Both Bowen and Ashley cited the Hopwood v. University of Texas decision of 1996, that struck down affirmative action at the university level as one of the reasons for the still low minority numbers.
“I think that Hopwood created a big obstacle for us at Texas A&M,” Ashley said. “Hopwood limited a lot of the financial resources that were available for minority students.”
Ashley said that although A&M’s minority enrollment took a “nose dive” after the Hopwood decision, the minority enrollment numbers are slowly going back up.
“We are in a recovery period now,” Ashley said. “We were doing good in the early 1990s; my goal in admissions is to surpass what we did.”
Ashley added that although the top ten percent rule is in place to help increase minority enrollment, it is not dealing with the financial problems that they are running into.
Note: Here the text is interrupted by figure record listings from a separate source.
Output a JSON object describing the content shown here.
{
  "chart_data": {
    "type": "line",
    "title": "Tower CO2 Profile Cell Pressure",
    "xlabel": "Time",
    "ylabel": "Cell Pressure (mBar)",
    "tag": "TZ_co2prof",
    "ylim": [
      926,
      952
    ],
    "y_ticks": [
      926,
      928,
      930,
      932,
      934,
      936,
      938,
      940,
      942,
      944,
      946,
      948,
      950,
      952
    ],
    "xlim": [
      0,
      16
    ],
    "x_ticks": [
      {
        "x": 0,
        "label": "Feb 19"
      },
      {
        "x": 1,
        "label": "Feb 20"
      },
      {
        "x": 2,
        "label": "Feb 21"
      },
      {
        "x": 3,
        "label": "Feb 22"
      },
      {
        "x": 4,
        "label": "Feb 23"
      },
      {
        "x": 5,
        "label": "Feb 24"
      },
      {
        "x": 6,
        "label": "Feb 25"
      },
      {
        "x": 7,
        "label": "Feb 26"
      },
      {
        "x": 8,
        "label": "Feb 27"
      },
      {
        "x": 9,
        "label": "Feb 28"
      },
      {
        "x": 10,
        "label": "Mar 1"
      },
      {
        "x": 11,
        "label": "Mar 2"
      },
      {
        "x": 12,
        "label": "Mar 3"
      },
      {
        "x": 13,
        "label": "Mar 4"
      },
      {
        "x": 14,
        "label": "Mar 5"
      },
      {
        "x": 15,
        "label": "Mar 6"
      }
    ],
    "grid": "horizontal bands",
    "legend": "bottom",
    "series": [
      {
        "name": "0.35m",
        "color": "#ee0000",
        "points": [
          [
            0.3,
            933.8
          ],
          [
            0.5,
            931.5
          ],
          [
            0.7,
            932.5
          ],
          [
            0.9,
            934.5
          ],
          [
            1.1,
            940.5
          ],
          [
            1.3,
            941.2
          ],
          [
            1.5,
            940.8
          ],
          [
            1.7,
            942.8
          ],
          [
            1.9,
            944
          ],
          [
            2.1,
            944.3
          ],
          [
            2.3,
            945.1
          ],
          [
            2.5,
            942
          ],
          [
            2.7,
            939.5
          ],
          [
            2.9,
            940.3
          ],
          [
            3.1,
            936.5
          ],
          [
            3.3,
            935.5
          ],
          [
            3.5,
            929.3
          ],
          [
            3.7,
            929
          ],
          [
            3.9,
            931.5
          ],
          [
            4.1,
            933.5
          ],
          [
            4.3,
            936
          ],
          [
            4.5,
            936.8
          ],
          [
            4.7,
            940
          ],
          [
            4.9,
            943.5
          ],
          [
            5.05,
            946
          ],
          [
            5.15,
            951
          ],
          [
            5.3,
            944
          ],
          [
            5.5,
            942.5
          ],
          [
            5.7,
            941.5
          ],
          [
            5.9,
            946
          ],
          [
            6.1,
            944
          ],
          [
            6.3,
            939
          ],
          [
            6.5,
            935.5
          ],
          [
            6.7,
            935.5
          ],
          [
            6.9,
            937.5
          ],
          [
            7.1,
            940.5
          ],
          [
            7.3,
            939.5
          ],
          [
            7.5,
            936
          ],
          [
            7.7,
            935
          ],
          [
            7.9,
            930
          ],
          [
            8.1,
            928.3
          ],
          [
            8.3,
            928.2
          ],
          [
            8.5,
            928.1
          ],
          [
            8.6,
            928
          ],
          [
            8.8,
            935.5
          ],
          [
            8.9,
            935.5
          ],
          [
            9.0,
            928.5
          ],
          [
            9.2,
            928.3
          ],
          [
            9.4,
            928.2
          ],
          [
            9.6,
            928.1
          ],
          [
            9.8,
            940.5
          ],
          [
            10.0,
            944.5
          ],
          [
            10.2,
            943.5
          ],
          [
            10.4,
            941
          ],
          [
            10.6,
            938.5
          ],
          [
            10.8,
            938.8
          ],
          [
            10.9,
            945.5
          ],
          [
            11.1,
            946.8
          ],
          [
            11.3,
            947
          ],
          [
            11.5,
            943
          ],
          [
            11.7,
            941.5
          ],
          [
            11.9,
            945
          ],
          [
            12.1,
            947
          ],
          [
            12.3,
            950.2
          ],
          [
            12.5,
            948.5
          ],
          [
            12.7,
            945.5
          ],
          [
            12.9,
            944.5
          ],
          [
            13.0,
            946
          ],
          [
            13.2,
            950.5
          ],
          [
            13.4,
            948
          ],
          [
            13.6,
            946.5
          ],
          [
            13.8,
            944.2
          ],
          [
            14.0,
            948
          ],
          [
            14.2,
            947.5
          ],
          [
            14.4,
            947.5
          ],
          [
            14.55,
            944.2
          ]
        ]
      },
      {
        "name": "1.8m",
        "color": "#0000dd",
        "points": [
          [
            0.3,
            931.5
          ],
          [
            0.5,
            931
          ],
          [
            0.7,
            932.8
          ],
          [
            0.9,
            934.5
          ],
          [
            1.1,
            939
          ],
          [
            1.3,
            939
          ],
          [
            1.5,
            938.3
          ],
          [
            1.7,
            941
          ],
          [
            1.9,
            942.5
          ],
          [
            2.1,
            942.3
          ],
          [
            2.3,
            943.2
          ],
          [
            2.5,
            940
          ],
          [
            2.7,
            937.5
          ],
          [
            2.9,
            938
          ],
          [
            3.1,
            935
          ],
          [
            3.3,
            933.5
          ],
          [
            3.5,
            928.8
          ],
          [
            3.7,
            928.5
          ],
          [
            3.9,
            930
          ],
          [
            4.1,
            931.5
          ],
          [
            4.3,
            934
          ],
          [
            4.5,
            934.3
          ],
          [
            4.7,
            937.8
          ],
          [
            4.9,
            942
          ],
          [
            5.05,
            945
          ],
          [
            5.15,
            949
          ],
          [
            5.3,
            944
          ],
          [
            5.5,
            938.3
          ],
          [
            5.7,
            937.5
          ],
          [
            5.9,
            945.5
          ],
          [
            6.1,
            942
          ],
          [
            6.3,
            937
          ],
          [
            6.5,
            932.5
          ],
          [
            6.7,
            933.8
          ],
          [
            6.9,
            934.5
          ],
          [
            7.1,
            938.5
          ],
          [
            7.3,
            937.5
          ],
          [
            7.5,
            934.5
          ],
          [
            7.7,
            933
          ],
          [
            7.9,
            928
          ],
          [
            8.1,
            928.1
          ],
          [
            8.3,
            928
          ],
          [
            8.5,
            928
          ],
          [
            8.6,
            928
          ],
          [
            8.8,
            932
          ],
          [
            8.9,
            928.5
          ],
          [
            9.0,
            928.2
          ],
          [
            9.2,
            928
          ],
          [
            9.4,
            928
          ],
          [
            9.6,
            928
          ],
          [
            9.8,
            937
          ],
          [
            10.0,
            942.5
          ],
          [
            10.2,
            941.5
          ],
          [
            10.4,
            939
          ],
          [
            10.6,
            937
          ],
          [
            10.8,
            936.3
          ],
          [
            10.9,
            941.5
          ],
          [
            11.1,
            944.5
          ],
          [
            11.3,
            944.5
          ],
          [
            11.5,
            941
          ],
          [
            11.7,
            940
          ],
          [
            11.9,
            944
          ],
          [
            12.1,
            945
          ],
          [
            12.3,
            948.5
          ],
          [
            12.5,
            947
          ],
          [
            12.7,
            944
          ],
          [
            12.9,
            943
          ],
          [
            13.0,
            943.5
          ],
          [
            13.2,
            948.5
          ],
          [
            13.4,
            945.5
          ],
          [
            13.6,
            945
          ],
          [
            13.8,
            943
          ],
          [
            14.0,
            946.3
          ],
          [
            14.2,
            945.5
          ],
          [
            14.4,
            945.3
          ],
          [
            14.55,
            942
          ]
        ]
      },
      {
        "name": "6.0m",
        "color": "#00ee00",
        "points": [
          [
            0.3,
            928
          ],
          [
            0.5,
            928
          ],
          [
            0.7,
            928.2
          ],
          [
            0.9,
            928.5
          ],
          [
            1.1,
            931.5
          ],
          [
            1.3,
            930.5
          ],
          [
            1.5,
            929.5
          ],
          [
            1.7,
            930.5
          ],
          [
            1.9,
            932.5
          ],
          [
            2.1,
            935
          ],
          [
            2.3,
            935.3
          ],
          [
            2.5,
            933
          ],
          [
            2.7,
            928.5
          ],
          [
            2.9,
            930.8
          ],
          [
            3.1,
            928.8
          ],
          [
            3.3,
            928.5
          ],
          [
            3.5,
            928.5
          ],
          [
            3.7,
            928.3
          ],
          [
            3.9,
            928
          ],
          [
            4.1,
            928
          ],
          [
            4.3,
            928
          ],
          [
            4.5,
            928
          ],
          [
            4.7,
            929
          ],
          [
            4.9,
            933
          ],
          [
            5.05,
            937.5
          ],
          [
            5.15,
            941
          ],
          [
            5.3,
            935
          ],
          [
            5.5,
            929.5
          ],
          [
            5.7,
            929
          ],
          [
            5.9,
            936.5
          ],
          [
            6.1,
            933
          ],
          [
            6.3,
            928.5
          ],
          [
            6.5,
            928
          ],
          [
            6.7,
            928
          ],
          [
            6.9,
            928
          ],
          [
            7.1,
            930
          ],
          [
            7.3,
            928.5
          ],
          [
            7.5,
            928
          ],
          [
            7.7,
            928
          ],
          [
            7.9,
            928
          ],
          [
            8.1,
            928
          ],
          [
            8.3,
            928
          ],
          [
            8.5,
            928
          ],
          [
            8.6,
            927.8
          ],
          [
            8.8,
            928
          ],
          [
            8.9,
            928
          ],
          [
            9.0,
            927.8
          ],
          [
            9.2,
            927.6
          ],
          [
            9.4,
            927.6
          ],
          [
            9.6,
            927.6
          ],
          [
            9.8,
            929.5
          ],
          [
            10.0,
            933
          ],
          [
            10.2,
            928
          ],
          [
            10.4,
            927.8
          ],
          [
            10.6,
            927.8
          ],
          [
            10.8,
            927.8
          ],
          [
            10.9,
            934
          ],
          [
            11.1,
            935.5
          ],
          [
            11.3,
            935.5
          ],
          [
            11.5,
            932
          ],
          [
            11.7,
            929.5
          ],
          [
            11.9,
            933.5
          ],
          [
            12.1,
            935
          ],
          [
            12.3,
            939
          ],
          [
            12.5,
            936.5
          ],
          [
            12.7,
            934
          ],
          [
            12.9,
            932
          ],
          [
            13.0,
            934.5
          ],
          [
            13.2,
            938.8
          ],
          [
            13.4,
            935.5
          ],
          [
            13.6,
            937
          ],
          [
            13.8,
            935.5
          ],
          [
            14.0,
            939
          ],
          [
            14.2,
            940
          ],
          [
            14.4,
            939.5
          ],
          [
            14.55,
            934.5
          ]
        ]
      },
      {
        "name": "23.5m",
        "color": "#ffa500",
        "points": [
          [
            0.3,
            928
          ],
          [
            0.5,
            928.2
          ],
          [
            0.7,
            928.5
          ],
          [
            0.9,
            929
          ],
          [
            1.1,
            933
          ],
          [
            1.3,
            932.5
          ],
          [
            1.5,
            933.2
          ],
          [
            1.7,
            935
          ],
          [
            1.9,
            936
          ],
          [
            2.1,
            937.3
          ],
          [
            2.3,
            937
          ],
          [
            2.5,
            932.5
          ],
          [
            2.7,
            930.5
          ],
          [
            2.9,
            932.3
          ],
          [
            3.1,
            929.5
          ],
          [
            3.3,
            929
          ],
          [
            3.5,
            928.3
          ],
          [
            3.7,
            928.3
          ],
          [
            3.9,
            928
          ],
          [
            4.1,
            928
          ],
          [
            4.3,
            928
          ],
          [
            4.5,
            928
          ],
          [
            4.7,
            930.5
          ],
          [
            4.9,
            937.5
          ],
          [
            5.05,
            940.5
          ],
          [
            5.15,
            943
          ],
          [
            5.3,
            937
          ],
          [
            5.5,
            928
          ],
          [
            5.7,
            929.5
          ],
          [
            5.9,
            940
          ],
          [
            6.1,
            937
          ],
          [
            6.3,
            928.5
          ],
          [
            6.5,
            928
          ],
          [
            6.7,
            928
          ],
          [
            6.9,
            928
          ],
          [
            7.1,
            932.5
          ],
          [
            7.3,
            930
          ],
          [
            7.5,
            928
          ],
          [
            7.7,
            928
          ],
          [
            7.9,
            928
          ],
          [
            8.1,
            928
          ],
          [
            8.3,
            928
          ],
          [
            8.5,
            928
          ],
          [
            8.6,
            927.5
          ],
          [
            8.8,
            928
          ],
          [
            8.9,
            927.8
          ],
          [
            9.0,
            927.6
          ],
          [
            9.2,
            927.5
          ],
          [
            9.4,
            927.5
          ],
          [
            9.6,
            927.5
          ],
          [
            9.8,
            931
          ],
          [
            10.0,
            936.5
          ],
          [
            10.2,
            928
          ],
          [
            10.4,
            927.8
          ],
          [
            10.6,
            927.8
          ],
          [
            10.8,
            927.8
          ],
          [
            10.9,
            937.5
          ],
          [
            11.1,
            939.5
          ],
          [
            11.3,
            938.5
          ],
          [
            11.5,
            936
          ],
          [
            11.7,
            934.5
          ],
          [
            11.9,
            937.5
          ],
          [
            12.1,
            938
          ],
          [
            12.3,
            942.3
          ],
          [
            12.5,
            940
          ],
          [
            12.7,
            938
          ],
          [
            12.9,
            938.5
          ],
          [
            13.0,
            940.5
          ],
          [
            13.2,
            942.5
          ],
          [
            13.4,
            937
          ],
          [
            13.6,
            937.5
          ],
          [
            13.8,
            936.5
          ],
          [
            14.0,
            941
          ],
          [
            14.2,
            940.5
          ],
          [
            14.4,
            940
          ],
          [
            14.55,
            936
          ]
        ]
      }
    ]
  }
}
Ashley said the problem does not lie in students being admitted to Texas A&M but in getting them to attend.
“The top ten percent rule gets kids accepted, but because the financial aspect is missing, students are choosing to attend other universities out of the state,” Ashley said. “My dream as director of admissions is that the student population here at Texas A&M would reflect that of the state of Texas population,” Ashley said.